Château Haut-Brion
Haut-Brion est à la fois le modèle et le précurseur des Grands Crus de Bordeaux. La renommée du cru, dont l’histoire s’étend sur plus de cinq siècles, est immense. Appartenant au cercle très fermé des Premiers Crus Classés, Haut-Brion est le seul cru classé en 1855 qui ne soit pas situé dans le Médoc.
La duchesse de Mouchy, maîtresse des lieux depuis 1975, appartient, avec les Rothschild de Lafite, à l’une des plus anciennes familles possédant un Premier Cru. C’est en effet en 1935 que son grand-père Clarence Dillon, un banquier new-yorkais, acheta le vignoble. C’est aussi le Premier Cru le plus associé à l’histoire politique et diplomatique. Le prince de Talleyrand fut propriétaire de Haut- Brion au début du dix-neuvième siècle. Il sut habilement utiliser ses vins pour servir sa diplomatie. Plus récemment, le père de la duchesse de Mouchy, Douglas Dillon, fut ambassadeur des États-Unis à Paris entre 1953 et 1957 , puis ministre des Finances du président Kennedy.
Une autre dynastie règne à Haut-Brion, celle des Delmas qui dirige la propriété depuis plus de quatre-vingts ans. Jean-Bernard Delmas a succédé à son père Georges en 1961 et son fils Jean-Philippe est prêt à prendre la relève. Cette continuité de propriété et de gestion est un facteur très favorable pour la gestion d’un grand cru, qui doit s’inscrire dans la durée.
Mais le grand atout de Haut-Brion, c’est d’abord son terroir.

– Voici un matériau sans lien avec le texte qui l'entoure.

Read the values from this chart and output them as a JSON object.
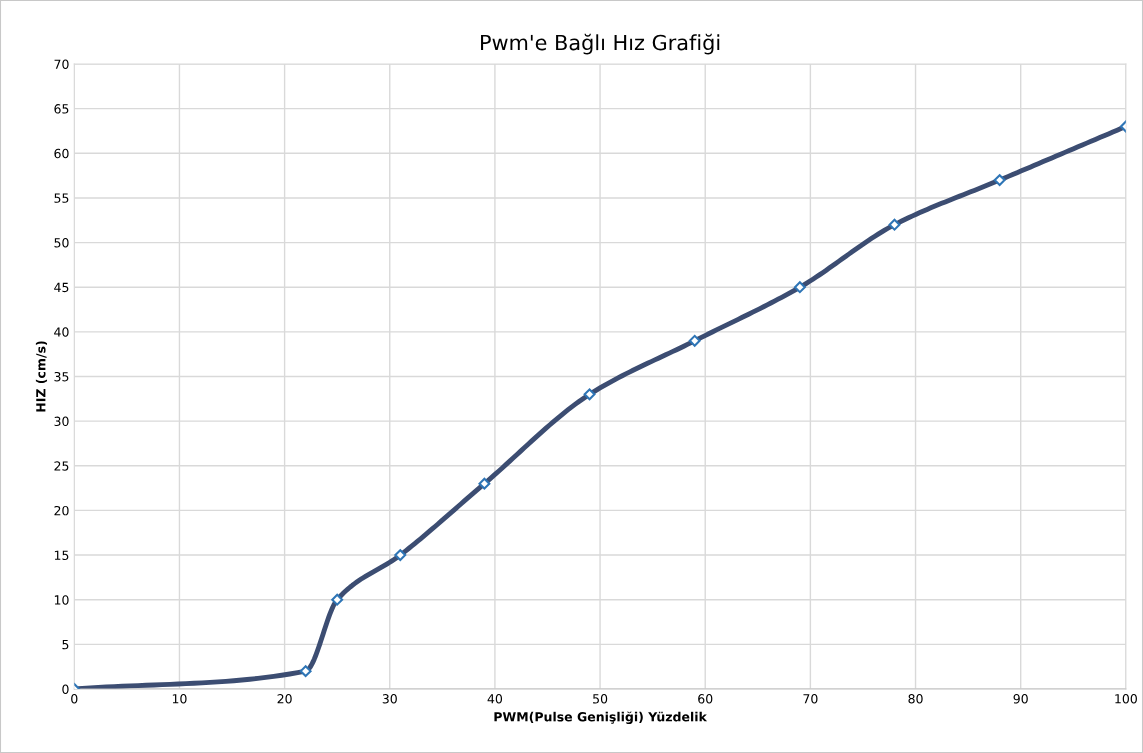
{
  "chart_data": {
    "type": "line",
    "title": "Pwm'e Bağlı Hız Grafiği",
    "xlabel": "PWM(Pulse Genişliği) Yüzdelik",
    "ylabel": "HIZ (cm/s)",
    "x": [
      0,
      22,
      25,
      31,
      39,
      49,
      59,
      69,
      78,
      88,
      100
    ],
    "series": [
      {
        "color": "#3c4d72",
        "values": [
          0,
          2,
          10,
          15,
          23,
          33,
          39,
          45,
          52,
          57,
          63
        ]
      }
    ],
    "xlim": [
      0,
      100
    ],
    "xticks": [
      0,
      10,
      20,
      30,
      40,
      50,
      60,
      70,
      80,
      90,
      100
    ],
    "ylim": [
      0,
      70
    ],
    "yticks": [
      0,
      5,
      10,
      15,
      20,
      25,
      30,
      35,
      40,
      45,
      50,
      55,
      60,
      65,
      70
    ],
    "grid": true,
    "marker": "diamond",
    "line_style": "solid"
  }
}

L’expérience a montré qu’il faut, pour produire un grand vin de Bordeaux, de très belles graves, une topographie de collines aux pentes accusées, un sol profond pénétrable aux racines, et un sous-sol assurant un drainage parfait. Haut-Brion réunit toutes ces caractéristiques et bénéficie aussi des avantages climatiques de la vallée de la Garonne : étés chauds et secs, beaux automnes. Étagé de 20 à 30 m, le vignoble échappe par ailleurs au brouillard de la basse vallée de la Garonne.
Dès 1961, Haut-Brion fut le premier à adopter des cuves en inox pour la vinification. Cet investissement suscita des critiques aujourd’hui bien dépassées, car depuis quarante ans, tous les grands domaines de Bordeaux ont adopté la cuve inox. Le goût de la recherche reste une des vocations du château, mais depuis quelques années, le sujet a quitté le cuvier pour les vignes : la priorité est accordée à la qualité du raisin, objet de nombreuses recherches portant notamment sur les clones.
Les 46 hectares du Château Haut-Brion sont situés dans la banlieue sud de Bordeaux. 42,2 hectares sont consacrés au vin rouge (45% de cabernet sauvignon, 37% de merlot et 18% de cabernet franc) et 2,7 hectares (63% de sémillon et 37% de sauvignon) au vin blanc. En rouge, Haut-Brion est un vin précoce, charnu, très savoureux avec un très beau bouquet de confiture caramélisée de fruits noirs et des notes fumées. Il se reconnaît souvent en dégustation par une touche de café froid en fin de bouche. Assez vite agréable à boire, il vieillit fort bien, faisant montre d’une remarquable longévité. Le vin blanc est délicieux mais produit en quantité confidentielle (9 600 bouteilles).
Le Domaine Clarence Dillon SA, propriétaire de Château Haut-Brion, est également propriétaire depuis 1983 du vignoble contigu de La Mission-Haut-Brion. Issu d’un terroir marqué par la même précocité, en termes de maturité des raisins, que Haut-Brion, La Mission est très proche de son illustre voisin. On y retrouve les mêmes qualités de finesse et de fondu avec cet inimitable bouquet fumé qui est la signature de ces grands vins. Avec l’âge, Haut-Brion évoluera plutôt vers la finesse et la complexité, alors que La Mission se signalera par une délicieuse volupté de texture.
Le domaine produit également un second vin “ La Chapelle de La Mission-Haut-Brion ” (le nom de “ Bahans – Haut-Brion” étant réservé au second vin de Haut-Brion) et un très rare vin blanc, “Laville-Haut-Brion ” (de 8 000 à 10 000 bouteilles selon les millésimes), issu d’un vignoble de 3,7 hectares complanté à 80 % de sémillon et 20 % de sauvignon. Ce vin blanc sec, chaleureux et raffiné est très agréable deux ou trois ans après la récolte, mais il faut ensuite attendre cinq à six ans pour qu’il devienne extraordinaire, avec des notes de miel, de fleur de sureau et d’amande grillée.